I don’t know how many times I’ve had to blow into plastic tubes or count to 10 alongside some whizzbang sensor thingy, but it’s added up to a fair few over the decades.

It isn’t something I enjoy, but I like to know those police are out there, making potential drink drivers think twice or grabbing at least some of them when they decide – against all advice – to take the risk.

Getting done for DUI is a social stigma most people want to avoid at all costs. And when we read about serious road accidents we always look for the paragraph that tells us whether alcohol was a factor. If it was, we feel angry or disgusted on top of our sadness.

We’ve had it drummed into us so hard that drink-driving is such an incredibly anti-social thing to do that we instantly feel appalled at people who do it.

That might be why I find aspects of the RBT reality TV show quite compelling, whenever I find myself in front of it. I shake my head at some of the idiots and the risks they take with their own lives and those of other people.

On the other hand, I feel genuinely sorry for those cases where some poor P-plater gets pinged when all they did was eat some of their mum’s supercharged trifle.

The one thing I don’t really understand is, how do they get these people to agree to go on TV and parade their foolishness or misfortune in front of an audience?

Anyway, it’s interesting to reflect on the impact random breath testing has had on society since it was introduced.

It must have done great things for the taxi industry, for a start, though I imagine some Newcastle cabbies must wonder at times whether they might not have preferred at least some of their drink-crazed passengers to have driven home by themselves. Or tried to.

Pubs and clubs always knew that RBT would hurt them badly. How could it have failed to?

The roaring afternoon trade they used to enjoy took a heck of a beating, and even the advent of light beer couldn’t put things back the way they were.

In the bad old days it was nothing for people to go for a big drinking session after work and then drive home, sometimes shakily.

That’s pretty uncommon these days, but some people do risk it, obviously.

Whenever I see somebody driving too slowly, too carefully, and maybe having a little bit of trouble staying in the middle of their lane, I wonder to myself if they might not have had one too many beers.

Personally, I worry myself silly if I even drive with just one drink under my belt.

I hate it when the policeman asks if I’ve had a drink and I have to say yes. And then have to endure minutes of worry about whether some freak of bad metabolism might make me fail the test.

One thing I wondered this week, when I read about the 30-year milestone being passed, was whether, if breath testing wasn’t already law, any present-day Australian government would have the courage to introduce it?

I could imagine the idea being raised (it would have to be by a Green or an independent, of course) and the major parties trying to ignore it.

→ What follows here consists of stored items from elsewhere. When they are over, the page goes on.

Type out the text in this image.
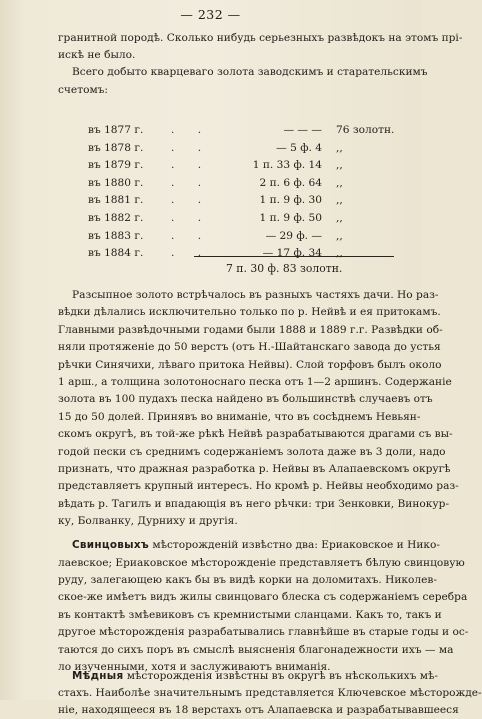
— 232 —
гранитной породѣ. Сколько нибудь серьезныхъ развѣдокъ на этомъ прі-
искѣ не было.
Всего добыто кварцеваго золота заводскимъ и старательскимъ
счетомъ:
въ 1877 г.	. .	— — — 76 золотн.
въ 1878 г.	. .	— 5 ф. 4 ,,
въ 1879 г.	. .	1 п. 33 ф. 14 ,,
въ 1880 г.	. .	2 п. 6 ф. 64 ,,
въ 1881 г.	. .	1 п. 9 ф. 30 ,,
въ 1882 г.	. .	1 п. 9 ф. 50 ,,
въ 1883 г.	. .	— 29 ф. — ,,
въ 1884 г.	. .	— 17 ф. 34 ,,
7 п. 30 ф. 83 золотн.
Разсыпное золото встрѣчалось въ разныхъ частяхъ дачи. Но раз-
вѣдки дѣлались исключительно только по р. Нейвѣ и ея притокамъ.
Главными развѣдочными годами были 1888 и 1889 г.г. Развѣдки об-
няли протяженіе до 50 верстъ (отъ Н.-Шайтанскаго завода до устья
рѣчки Синячихи, лѣваго притока Нейвы). Слой торфовъ былъ около
1 арш., а толщина золотоноснаго песка отъ 1—2 аршинъ. Содержаніе
золота въ 100 пудахъ песка найдено въ большинствѣ случаевъ отъ
15 до 50 долей. Принявъ во вниманіе, что въ сосѣднемъ Невьян-
скомъ округѣ, въ той-же рѣкѣ Нейвѣ разрабатываются драгами съ вы-
годой пески съ среднимъ содержаніемъ золота даже въ 3 доли, надо
признать, что дражная разработка р. Нейвы въ Алапаевскомъ округѣ
представляетъ крупный интересъ. Но кромѣ р. Нейвы необходимо раз-
вѣдать р. Тагилъ и впадающія въ него рѣчки: три Зенковки, Винокур-
ку, Болванку, Дурниху и другія.
Свинцовыхъ мѣсторожденій извѣстно два: Ериаковское и Нико-
лаевское; Ериаковское мѣсторожденіе представляетъ бѣлую свинцовую
руду, залегающею какъ бы въ видѣ корки на доломитахъ. Николев-
ское-же имѣетъ видъ жилы свинцоваго блеска съ содержаніемъ серебра
въ контактѣ змѣевиковъ съ кремнистыми сланцами. Какъ то, такъ и
другое мѣсторожденія разрабатывались главнѣйше въ старые годы и ос-
таются до сихъ поръ въ смыслѣ выясненія благонадежности ихъ — ма
ло изученными, хотя и заслуживаютъ вниманія.
Мѣдныя мѣсторожденія извѣстны въ округѣ въ нѣсколькихъ мѣ-
стахъ. Наиболѣе значительнымъ представляется Ключевское мѣсторожде-
ніе, находящееся въ 18 верстахъ отъ Алапаевска и разрабатывавшееся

And I can imagine the resistance from vested interests.

Would we get the same kind of expensive advertising campaign that we recently saw employed to protect poker machine income used to prevent anti-drink-driving laws?

I wonder if, in the new reality of modern politics, it would be called “un-Australian” to try to deprive pubs and clubs of income in the name of protecting people from their own foolish actions and lack of self-control?